Heeding pleas from Governor Jerry Brown and students across the state, California State University (CSU) trustees decided to delay their votes on proposed tuition hikes that would affect the system’s so-called “super seniors” or undergraduates who are beyond their fourth-year of study.

The proposed fees would affect students who have accumulated over 150 semester units. The plan was to give students an incentive to graduate earlier and clear class space for incoming freshmen.

The fees included a $372 per-unit supplement for students who have accumulated 160 units, a $91 per-unit fee for students who wished to retake classes and a $182 per-unit fee for a course load of 18 units or higher.

The proposed tuition hikes were met by fierce opposition from students across the Cal State universities who vilified the fees, calling them an extra financial load.

“It would put a bit of a burden on me as I do already work three jobs—and I’m not rare in that sense,” stated Cal State Dominguez Hills undergraduate Gregory Lewis in a press release.

“Administrators refer to us as commodities,” said Natalie Doradobut, an economics major at CSU San Bernardino. “We’re not theoretical components in a business model.”

Governor Brown, who was a prominent supporter of the recently-passed Proposition 30, also voiced his concern over the “incentive” fees.

“This is no time to be raising fees of any kind,” he stated in a press release. “Voters gave us billions in new revenue, now we have to use that very judiciously.”

Empathizing with student concerns over tuition hikes, incoming CSU Chancellor Timothy White formally asked for a 10 percent reduction to his salary of $421,000 to $380,000. In a letter to the CSU Board of Trustees, White expressed his attempts to alleviate some of the monetary struggles facing CSU students.

“As I join the faculty, staff and students who have experienced cuts, salary freezes and increased fees, I too must do my part. This is the basis of my request to reduce my own compensation to contribute to the rebuilding of this great university,” stated White in his letter.

Amidst the growing concerns shared by both students and the governor, CSU trustees decided to postpone the vote. Instead, they decided to focus their efforts on a budget proposal, which involves seeking more funding from the state.

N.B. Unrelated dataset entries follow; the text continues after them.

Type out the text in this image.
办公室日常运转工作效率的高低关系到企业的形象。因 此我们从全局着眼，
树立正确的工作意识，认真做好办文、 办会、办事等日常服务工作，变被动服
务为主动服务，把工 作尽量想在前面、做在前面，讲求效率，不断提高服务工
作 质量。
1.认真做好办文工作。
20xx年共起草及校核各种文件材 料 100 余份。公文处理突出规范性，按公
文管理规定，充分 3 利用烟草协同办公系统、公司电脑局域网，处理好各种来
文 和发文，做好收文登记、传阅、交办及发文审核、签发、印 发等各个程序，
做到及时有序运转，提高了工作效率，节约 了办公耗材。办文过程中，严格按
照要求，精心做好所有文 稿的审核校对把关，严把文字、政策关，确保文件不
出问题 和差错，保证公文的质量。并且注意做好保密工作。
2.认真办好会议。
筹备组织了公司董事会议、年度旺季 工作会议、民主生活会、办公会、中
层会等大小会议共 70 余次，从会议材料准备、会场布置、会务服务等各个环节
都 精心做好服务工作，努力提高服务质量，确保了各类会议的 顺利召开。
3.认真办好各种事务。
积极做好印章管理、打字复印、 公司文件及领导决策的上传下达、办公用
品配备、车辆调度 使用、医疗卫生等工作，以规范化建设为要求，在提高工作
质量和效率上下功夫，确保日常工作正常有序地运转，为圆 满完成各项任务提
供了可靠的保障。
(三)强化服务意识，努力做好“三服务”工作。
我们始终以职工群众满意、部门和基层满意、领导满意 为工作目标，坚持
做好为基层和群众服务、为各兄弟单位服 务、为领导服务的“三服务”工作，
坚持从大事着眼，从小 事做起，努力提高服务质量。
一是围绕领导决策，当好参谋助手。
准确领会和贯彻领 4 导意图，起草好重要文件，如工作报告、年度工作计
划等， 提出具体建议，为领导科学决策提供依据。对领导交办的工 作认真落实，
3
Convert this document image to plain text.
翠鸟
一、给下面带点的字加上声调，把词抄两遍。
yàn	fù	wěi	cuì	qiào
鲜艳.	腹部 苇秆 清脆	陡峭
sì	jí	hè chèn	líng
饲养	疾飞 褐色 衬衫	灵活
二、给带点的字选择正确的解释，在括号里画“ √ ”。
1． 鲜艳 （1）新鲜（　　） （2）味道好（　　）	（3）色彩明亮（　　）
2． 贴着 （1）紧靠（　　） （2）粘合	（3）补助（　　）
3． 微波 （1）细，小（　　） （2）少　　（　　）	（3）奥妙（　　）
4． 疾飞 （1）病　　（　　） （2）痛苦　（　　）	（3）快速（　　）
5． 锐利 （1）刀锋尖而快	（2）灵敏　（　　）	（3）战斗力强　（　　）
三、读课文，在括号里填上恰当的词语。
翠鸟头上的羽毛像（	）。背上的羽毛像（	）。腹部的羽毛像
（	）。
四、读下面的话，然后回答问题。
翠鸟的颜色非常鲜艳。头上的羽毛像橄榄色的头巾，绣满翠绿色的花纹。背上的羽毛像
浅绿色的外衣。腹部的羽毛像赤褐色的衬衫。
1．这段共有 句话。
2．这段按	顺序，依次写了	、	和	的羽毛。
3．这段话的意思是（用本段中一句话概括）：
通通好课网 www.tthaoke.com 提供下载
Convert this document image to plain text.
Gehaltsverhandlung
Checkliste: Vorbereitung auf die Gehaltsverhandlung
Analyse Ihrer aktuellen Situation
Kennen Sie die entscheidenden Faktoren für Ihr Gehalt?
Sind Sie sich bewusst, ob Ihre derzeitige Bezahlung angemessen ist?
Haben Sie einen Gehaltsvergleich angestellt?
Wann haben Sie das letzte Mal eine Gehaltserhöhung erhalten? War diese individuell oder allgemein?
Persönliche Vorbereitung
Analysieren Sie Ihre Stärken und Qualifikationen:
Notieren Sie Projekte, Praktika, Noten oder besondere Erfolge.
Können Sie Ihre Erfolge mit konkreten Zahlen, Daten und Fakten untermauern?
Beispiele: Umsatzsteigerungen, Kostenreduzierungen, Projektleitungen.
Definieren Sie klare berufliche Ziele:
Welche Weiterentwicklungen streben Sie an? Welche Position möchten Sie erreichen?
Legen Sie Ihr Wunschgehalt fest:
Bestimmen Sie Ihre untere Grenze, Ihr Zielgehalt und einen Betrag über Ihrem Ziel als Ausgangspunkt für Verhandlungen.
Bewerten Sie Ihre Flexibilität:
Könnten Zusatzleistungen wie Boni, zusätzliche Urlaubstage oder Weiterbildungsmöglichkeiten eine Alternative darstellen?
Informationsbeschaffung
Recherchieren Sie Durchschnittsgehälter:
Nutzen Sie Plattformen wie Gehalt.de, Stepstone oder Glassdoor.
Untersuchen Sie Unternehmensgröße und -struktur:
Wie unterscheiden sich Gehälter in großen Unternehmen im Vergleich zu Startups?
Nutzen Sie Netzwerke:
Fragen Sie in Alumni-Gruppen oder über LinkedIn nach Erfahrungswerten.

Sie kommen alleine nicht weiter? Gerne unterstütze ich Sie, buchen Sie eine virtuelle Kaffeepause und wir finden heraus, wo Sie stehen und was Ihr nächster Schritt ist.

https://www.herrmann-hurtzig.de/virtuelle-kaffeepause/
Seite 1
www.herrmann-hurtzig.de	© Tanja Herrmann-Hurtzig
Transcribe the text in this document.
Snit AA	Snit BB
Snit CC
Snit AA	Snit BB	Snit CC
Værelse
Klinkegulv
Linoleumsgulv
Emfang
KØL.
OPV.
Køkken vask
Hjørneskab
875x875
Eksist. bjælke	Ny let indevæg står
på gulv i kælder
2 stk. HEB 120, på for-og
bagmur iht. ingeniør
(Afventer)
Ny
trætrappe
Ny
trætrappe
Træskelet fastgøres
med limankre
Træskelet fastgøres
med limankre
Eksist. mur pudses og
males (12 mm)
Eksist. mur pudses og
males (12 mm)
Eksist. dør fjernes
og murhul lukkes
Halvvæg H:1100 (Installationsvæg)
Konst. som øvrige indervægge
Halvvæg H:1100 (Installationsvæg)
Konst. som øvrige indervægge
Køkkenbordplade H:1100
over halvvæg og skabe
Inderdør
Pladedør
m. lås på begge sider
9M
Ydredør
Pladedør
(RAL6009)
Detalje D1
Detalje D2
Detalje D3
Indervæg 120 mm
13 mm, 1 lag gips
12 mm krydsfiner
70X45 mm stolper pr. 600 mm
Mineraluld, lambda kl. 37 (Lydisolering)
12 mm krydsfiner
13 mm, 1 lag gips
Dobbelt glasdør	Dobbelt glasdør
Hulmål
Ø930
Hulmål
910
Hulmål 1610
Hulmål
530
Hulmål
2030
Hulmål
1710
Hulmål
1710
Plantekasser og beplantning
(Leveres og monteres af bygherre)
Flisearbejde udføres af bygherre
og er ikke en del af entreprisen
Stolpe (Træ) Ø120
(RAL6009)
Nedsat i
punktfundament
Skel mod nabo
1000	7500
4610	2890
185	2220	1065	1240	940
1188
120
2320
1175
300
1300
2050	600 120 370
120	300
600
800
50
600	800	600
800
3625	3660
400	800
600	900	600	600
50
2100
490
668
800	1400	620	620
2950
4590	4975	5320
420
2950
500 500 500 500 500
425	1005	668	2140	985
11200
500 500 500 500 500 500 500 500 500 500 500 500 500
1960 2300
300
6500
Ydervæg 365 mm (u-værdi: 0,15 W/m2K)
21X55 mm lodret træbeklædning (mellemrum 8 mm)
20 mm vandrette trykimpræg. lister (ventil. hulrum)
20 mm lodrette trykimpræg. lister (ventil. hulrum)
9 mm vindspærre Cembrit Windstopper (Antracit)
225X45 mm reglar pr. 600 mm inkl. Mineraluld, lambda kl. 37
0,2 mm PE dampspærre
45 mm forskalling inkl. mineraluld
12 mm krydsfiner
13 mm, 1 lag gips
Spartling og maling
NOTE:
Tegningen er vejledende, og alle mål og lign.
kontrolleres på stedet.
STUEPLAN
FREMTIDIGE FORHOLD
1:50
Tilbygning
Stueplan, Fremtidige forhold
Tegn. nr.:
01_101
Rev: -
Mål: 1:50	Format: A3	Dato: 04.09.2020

The primary focus of the new budget proposal was to raise enrollment by 5 percent. The enrollment rate from 2011-12 academic year was just over 29 percent. Enrollment increases will cost $156 million, but would only generate about $70 million in revenue. Other funds would go to faculty and staff who have not received a pay increase in years, while the remaining funds would go to necessary maintenance repairs across the universities.

The 2013-14 CSU budget, which asked the state for $372 million in additional funds, was approved by the Cal State trustees on Wednesday, Nov. 14. The new budget will bring spending to about $4.5 billion per year from the state.